Your letter, transmitted to me through your Legation at Washington, confers upon me great honor and gives me great pleasure. I am glad to have carried a message from the Bohemian neighbors, whom I loved as a child, to their home country.

I have just returned to New York from Red Cloud, Nebraska, where my father and mother still live. I spent the Christmas holidays with them, and while there I had the pleasure of taking the living “Antonia” and six of her many fine children to the first moving picture production of “A Lost Lady.” I have the good fortune to preserve friendly relations with most of my characters, even after I have put them in books. “Antonia” and her twelve splendid children are flesh and blood realities. Every time I go back to them I feel how much more interesting and lovable they are than my picture of them. I wish I could present them to you in person.

The life of our Middle West is so big and various, so ugly and so beautiful, that one cannot generalize about it. All one can do is to write of what came against one’s own door-step, so to speak.

I regret that I cannot satisfactorily comply with your kind request for biographical material. I avoid biographers, asking them to wait until I get my work further along. My first novel was published in 1912, and a period of twelve years is scarcely long enough for a writer to find the form best suited to what he has to say. I was not young when I began to write, and though living is a good preparation for writing, it takes some time to acquire a simple and unobtrusive manner of presentation, however well one may know what one wishes to present.
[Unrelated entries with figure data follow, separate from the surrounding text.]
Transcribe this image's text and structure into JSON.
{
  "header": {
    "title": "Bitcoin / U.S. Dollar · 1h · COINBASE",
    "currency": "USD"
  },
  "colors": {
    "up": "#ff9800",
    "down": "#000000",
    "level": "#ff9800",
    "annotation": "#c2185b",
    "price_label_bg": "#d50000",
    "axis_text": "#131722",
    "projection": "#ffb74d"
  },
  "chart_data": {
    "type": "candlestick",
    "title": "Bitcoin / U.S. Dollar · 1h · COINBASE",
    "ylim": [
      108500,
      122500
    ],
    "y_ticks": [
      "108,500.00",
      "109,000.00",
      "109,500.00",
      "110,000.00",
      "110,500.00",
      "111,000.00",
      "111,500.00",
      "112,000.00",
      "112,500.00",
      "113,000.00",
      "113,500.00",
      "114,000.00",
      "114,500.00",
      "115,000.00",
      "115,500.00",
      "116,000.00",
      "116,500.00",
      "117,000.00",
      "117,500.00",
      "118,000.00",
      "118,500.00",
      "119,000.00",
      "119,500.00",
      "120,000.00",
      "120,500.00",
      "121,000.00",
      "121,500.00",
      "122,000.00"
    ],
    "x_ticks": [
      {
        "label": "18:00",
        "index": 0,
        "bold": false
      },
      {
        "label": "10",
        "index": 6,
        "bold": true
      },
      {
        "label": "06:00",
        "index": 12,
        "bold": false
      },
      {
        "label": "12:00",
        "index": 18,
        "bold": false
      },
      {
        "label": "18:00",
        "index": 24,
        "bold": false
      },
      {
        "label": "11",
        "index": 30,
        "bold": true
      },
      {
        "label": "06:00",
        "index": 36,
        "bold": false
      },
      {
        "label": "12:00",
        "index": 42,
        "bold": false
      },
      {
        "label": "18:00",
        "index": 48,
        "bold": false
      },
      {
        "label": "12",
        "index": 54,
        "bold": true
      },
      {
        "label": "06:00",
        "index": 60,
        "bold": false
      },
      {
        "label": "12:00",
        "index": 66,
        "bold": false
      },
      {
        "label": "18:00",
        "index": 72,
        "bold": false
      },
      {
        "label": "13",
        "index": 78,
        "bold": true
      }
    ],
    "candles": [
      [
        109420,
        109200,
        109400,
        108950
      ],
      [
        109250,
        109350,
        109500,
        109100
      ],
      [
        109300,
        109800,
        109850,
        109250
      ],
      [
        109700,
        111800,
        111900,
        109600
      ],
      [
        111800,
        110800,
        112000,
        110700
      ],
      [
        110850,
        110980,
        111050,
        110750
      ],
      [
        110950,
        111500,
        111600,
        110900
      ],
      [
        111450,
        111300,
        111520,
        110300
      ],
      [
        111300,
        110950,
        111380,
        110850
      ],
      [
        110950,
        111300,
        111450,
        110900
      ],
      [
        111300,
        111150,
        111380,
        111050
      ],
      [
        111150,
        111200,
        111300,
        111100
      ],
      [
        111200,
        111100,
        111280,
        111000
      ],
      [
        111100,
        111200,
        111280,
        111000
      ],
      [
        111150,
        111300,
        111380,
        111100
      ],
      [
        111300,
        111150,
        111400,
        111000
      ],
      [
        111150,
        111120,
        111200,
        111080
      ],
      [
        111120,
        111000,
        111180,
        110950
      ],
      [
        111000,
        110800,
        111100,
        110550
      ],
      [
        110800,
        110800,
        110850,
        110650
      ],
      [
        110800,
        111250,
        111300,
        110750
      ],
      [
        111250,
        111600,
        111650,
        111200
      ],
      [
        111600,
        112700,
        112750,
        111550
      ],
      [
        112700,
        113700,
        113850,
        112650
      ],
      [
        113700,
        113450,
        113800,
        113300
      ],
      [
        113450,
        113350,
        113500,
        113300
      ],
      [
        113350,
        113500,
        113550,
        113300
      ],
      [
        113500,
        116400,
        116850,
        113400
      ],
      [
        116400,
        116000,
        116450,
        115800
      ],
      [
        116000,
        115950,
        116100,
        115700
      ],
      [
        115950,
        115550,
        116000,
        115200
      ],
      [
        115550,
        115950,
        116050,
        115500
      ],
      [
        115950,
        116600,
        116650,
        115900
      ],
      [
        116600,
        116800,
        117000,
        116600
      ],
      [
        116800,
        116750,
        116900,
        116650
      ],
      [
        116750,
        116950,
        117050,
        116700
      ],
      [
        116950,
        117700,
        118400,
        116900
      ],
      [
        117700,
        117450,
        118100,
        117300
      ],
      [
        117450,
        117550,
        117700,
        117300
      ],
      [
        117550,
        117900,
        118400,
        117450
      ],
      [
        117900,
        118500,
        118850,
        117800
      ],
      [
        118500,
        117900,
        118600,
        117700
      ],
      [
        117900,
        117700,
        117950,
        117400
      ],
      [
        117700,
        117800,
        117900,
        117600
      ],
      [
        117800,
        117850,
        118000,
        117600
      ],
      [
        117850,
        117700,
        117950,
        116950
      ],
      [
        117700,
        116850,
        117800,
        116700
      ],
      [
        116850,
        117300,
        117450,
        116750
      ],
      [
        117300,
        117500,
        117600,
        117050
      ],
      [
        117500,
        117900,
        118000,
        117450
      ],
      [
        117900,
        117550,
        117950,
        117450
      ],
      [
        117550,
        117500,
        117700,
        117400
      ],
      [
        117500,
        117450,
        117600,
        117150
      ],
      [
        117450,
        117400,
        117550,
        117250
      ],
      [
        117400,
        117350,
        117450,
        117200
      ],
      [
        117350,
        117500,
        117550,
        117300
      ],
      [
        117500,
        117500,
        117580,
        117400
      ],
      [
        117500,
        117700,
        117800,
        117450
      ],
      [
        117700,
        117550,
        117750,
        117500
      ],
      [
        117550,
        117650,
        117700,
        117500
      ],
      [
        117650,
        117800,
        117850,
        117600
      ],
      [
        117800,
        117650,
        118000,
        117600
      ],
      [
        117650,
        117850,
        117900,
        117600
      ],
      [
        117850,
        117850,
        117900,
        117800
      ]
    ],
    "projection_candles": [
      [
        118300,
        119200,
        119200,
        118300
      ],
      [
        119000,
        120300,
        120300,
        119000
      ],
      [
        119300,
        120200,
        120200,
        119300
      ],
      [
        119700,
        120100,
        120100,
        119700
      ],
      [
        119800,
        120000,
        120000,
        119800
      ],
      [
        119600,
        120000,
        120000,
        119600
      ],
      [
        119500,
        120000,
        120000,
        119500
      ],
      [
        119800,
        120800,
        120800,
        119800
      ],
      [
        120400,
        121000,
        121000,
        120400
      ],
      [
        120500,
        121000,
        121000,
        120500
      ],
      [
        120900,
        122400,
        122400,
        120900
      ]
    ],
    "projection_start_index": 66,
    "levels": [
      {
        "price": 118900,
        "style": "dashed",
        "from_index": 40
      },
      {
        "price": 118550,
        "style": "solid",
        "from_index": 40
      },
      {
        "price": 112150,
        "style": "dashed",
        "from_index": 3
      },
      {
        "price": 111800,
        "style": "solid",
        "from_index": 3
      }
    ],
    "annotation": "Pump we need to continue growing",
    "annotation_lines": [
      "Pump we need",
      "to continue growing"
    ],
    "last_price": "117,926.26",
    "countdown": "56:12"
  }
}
I am able to send you a very good photograph, taken recently. I enclose a short biographical account which my publishes uses for publicity purposes, and some casual reviews. Biographies usually begin to come along just about the time a writer has no more to say, and I do not feel that that time has yet come to me.

I beg you, President Masaryk, to believe in my grateful appreciation of your letter.

                                                Respectfully yours
                                                          Willa Cather

 

From The Selected Letters of Willa Cather. Cather, Willa, Andrew Jewell, and Janis P. Stout. New York: Alfred A. Knopf, 2013.